Working under the guidance of Joel Destino, PhD, assistant professor of chemistry, Fernandes took second place at the 2023 undergraduate student poster competition in the Glass & Optical Materials Division of the American Ceramic Society’s annual gathering held June 4-8 in New Orleans.
His project focused on stabilizing small germania nano particles so that glass used in 3D printing will possess proper refractive capabilities unhindered by opaqueness.
Germania is a well-known glass former with higher refractive capabilities than silica. Unfortunately, use of germania in 3D printed glass optics has been limited in part due to certain chemical challenges that Fernandes’s research is designed to address.
“We research heavily the properties of 3D printed glass,” Fernandes says. “The glass we make is geared towards optics in sensors and other pieces of technology that require specific characteristics in the glass. My colleagues and I grow nano particles to use in inks for 3D printing.
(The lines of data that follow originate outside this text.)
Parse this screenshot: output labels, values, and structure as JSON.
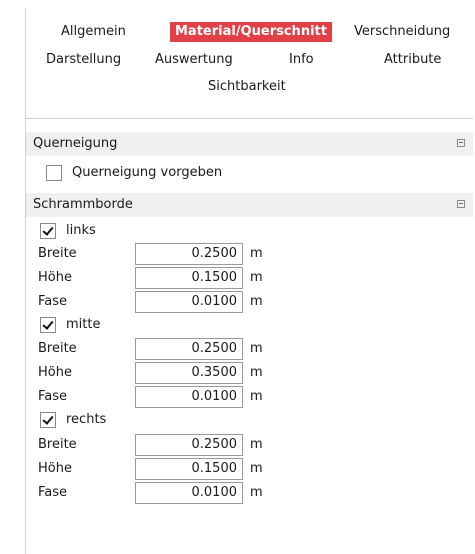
{
  "tabs": [
    {
      "label": "Allgemein",
      "active": false
    },
    {
      "label": "Material/Querschnitt",
      "active": true
    },
    {
      "label": "Verschneidung",
      "active": false
    },
    {
      "label": "Darstellung",
      "active": false
    },
    {
      "label": "Auswertung",
      "active": false
    },
    {
      "label": "Info",
      "active": false
    },
    {
      "label": "Attribute",
      "active": false
    },
    {
      "label": "Sichtbarkeit",
      "active": false
    }
  ],
  "querneigung": {
    "header": "Querneigung",
    "checkbox_label": "Querneigung vorgeben",
    "checked": false
  },
  "schrammborde": {
    "header": "Schrammborde",
    "groups": [
      {
        "label": "links",
        "checked": true,
        "fields": [
          {
            "label": "Breite",
            "value": "0.2500",
            "unit": "m"
          },
          {
            "label": "Höhe",
            "value": "0.1500",
            "unit": "m"
          },
          {
            "label": "Fase",
            "value": "0.0100",
            "unit": "m"
          }
        ]
      },
      {
        "label": "mitte",
        "checked": true,
        "fields": [
          {
            "label": "Breite",
            "value": "0.2500",
            "unit": "m"
          },
          {
            "label": "Höhe",
            "value": "0.3500",
            "unit": "m"
          },
          {
            "label": "Fase",
            "value": "0.0100",
            "unit": "m"
          }
        ]
      },
      {
        "label": "rechts",
        "checked": true,
        "fields": [
          {
            "label": "Breite",
            "value": "0.2500",
            "unit": "m"
          },
          {
            "label": "Höhe",
            "value": "0.1500",
            "unit": "m"
          },
          {
            "label": "Fase",
            "value": "0.0100",
            "unit": "m"
          }
        ]
      }
    ]
  },
  "colors": {
    "accent": "#e04046",
    "section_bg": "#f0f0f0"
  }
}
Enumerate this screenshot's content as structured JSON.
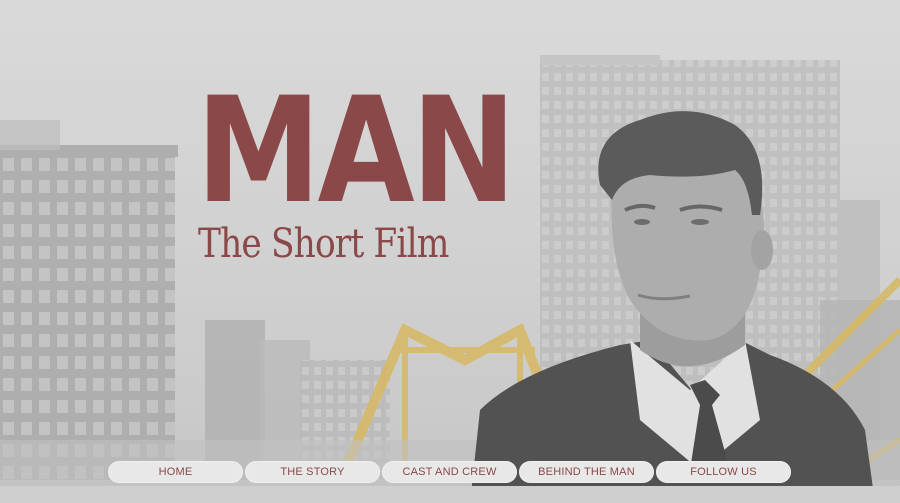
{
  "title": {
    "main": "MAN",
    "subtitle": "The Short Film"
  },
  "nav": {
    "items": [
      {
        "label": "HOME"
      },
      {
        "label": "THE STORY"
      },
      {
        "label": "CAST AND CREW"
      },
      {
        "label": "BEHIND THE MAN"
      },
      {
        "label": "FOLLOW US"
      }
    ]
  },
  "colors": {
    "title": "#8a4848",
    "nav_bg": "#e8e8e8",
    "bridge": "#d8b24a"
  }
}
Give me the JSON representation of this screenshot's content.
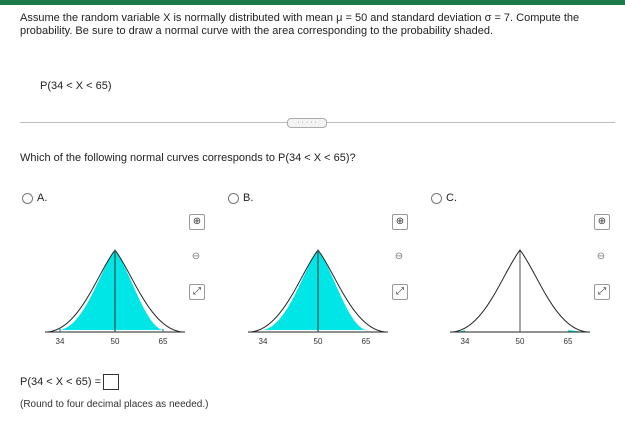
{
  "problem": {
    "intro": "Assume the random variable X is normally distributed with mean μ = 50 and standard deviation σ = 7. Compute the probability. Be sure to draw a normal curve with the area corresponding to the probability shaded.",
    "expression": "P(34 < X < 65)"
  },
  "divider_label": "· · · · ·",
  "question": "Which of the following normal curves corresponds to P(34 < X < 65)?",
  "options": [
    {
      "label": "A.",
      "ticks": [
        "34",
        "50",
        "65"
      ]
    },
    {
      "label": "B.",
      "ticks": [
        "34",
        "50",
        "65"
      ]
    },
    {
      "label": "C.",
      "ticks": [
        "34",
        "50",
        "65"
      ]
    }
  ],
  "tools": {
    "zoom_in": "⊕",
    "zoom_out": "⊖",
    "popout": "⤢"
  },
  "answer": {
    "prefix": "P(34 < X < 65) ="
  },
  "hint": "(Round to four decimal places as needed.)",
  "colors": {
    "shade": "#00e5e5",
    "bar": "#1f7a4a"
  }
}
“I had the opportunity to present my findings at the GOMD conference. They showed the size-capping properties of mannitol — a sugar alcohol — on germania nano particles.”
Fernandes's research is in part of a series of projects being conducted under the terms of a National Science Foundation CAREER Award granted to Destino. These prestigious five-year awards are granted to junior university faculty members who exemplify the role of teacher-scholars through research and education and incorporate those qualities into their teaching.
He is also a certified nursing assistant, president of the chess club, a member of Creighton’s Honors Program, and a member of MEDLIFE, a Creighton campus mission that aims to help families achieve healthier lives using mobile clinics.
He will graduate in 2025.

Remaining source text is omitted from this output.